Combining Figures 8 and 9 and Table 3, it can be seen that good semantic segmentation results can be obtained for tobacco planting areas in different scenes by using the four kinds of deep learning networks. But different networks still have certain differences in performance for different scenarios. There are a total of 30 scores for 6 scenes of images and 5 evaluation indicators, among which U-Net has 18 highest scores, DeeplabV3+ has 6 highest scores, SegNet has 4 highest scores, and PSPNet has 2 highest scores. Therefore, U-Net and Deeplabv3+ are better than SegNet and PSPNet for small sample tobacco planting areas data set. However, the dependence of the U-Net network on devices is lower than that of the DeeplabV3+ network, and the operation efficiency is higher. It can be seen from Table 4 that the prediction time and training time of the U-Net network are less than those of the DeeplabV3+ network, especially the training time.

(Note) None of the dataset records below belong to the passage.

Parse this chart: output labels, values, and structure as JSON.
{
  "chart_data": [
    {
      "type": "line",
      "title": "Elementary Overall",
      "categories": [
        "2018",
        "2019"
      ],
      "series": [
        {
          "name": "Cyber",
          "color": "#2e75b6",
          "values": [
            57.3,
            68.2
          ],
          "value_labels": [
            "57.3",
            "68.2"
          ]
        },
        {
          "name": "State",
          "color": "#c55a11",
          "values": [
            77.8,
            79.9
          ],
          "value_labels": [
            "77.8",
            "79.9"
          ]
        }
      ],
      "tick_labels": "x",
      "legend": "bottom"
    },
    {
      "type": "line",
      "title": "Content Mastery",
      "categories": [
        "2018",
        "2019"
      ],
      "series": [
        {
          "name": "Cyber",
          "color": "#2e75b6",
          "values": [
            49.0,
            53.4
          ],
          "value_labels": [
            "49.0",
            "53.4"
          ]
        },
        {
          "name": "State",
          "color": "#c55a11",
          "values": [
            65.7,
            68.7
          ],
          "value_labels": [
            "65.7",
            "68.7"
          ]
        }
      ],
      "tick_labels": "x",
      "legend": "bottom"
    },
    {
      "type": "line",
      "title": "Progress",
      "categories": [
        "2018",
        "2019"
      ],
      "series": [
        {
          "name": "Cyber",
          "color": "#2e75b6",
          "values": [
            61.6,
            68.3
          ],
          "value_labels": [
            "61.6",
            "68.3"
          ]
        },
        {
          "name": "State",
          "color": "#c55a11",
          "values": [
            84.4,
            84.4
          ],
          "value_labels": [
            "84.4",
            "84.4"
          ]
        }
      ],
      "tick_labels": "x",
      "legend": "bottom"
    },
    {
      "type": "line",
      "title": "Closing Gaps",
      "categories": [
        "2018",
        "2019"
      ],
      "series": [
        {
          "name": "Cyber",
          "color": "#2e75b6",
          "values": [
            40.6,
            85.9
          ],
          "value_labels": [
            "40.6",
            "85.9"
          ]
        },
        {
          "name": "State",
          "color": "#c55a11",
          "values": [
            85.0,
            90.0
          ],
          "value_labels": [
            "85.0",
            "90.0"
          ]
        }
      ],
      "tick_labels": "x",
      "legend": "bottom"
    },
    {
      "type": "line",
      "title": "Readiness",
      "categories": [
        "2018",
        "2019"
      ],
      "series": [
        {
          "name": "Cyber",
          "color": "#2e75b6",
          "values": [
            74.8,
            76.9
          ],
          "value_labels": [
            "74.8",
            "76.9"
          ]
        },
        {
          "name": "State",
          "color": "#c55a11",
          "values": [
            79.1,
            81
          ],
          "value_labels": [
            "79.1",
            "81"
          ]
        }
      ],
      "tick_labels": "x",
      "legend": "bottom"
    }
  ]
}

4. Conclusions and Discussion

4.1. Conclusions

This paper mainly discusses the application potential of the deep semantic segmentation method on automatic extraction of tobacco planting areas in plateau mountains. Using four deep semantic segmentation methods of DeeplabV3+, PSPNet, SegNet, and U-Net, 151 images are trained, 16 images are verified, and 71 images are predicted. The experimental results show that, compared with the traditional object-oriented image analysis method, the deep semantic segmentation method does not need feature selection and optimization and has higher automation and better universality. At the same time, compared with the four networks, the performance of the U-Net network in tobacco semantic segmentation under a small sample set is better than other networks, and the equipment requirements are not too high, which is convenient for the promotion of deep semantic segmentation method in tobacco planting areas extraction.

4.2. Discussion

The advantages of deep learning in tobacco planting area extraction have been effectively verified, but there are still some problems to be further studied:(1)The results showed that the ridges between tobacco planting areas are mistakenly detected. It is worth further study whether the extraction accuracy can be improved by adding field boundary information.(2)Weeds or crops with similar spectral characteristics are easy to be mistakenly detected. It is worthy of further attempt to eliminate the same and different spectra by using the “shape-spectrum” joint feature.(3)Semantic segmentation of multiple crops needs to be verified. The image is only divided into tobacco and nontobacco for semantic segmentation in this paper, which can weaken the problem of sample imbalance. If a variety of crops are to be semantically segmented at the same time, the applicability of the proposed method needs to be verified.(4)The planting areas with poor growth or no harvest are easy to be missed. Morphological operation is an effective method to deal with holes. It is a feasible choice to use the morphological method to deal with the problem of missing detection caused by poor growth area.(5)There are many hyperparameter settings in deep learning. Different parameters will have a certain impact on the subsequent time efficiency and accuracy. How to choose the best parameters can still be a relatively difficult task.(6)The extraction effect of tobacco planting areas under different spatial resolution needs to be further verified, because the flying height of the UVA determines the spatial resolution of the image. For areas with a large drop, there may be differences in tobacco features obtained at the same height. The effect of the terrain drop on the semantic segmentation effect of tobacco needs further research.

Data Availability

The original data have not been made publicly available, but it can be used for scientific research. Other researchers can send emails to the first author if needed.

Conflicts of Interest

The authors declare that there are no conflicts of interest regarding the publication of this paper.

Acknowledgments

This research was funded by the National Natural Science Foundation of China, Grants nos. 41961039 and 41961053, and the Applied Basic Research Programs of Science and Technology Department of Yunnan Province, Grant no. 2018FB078.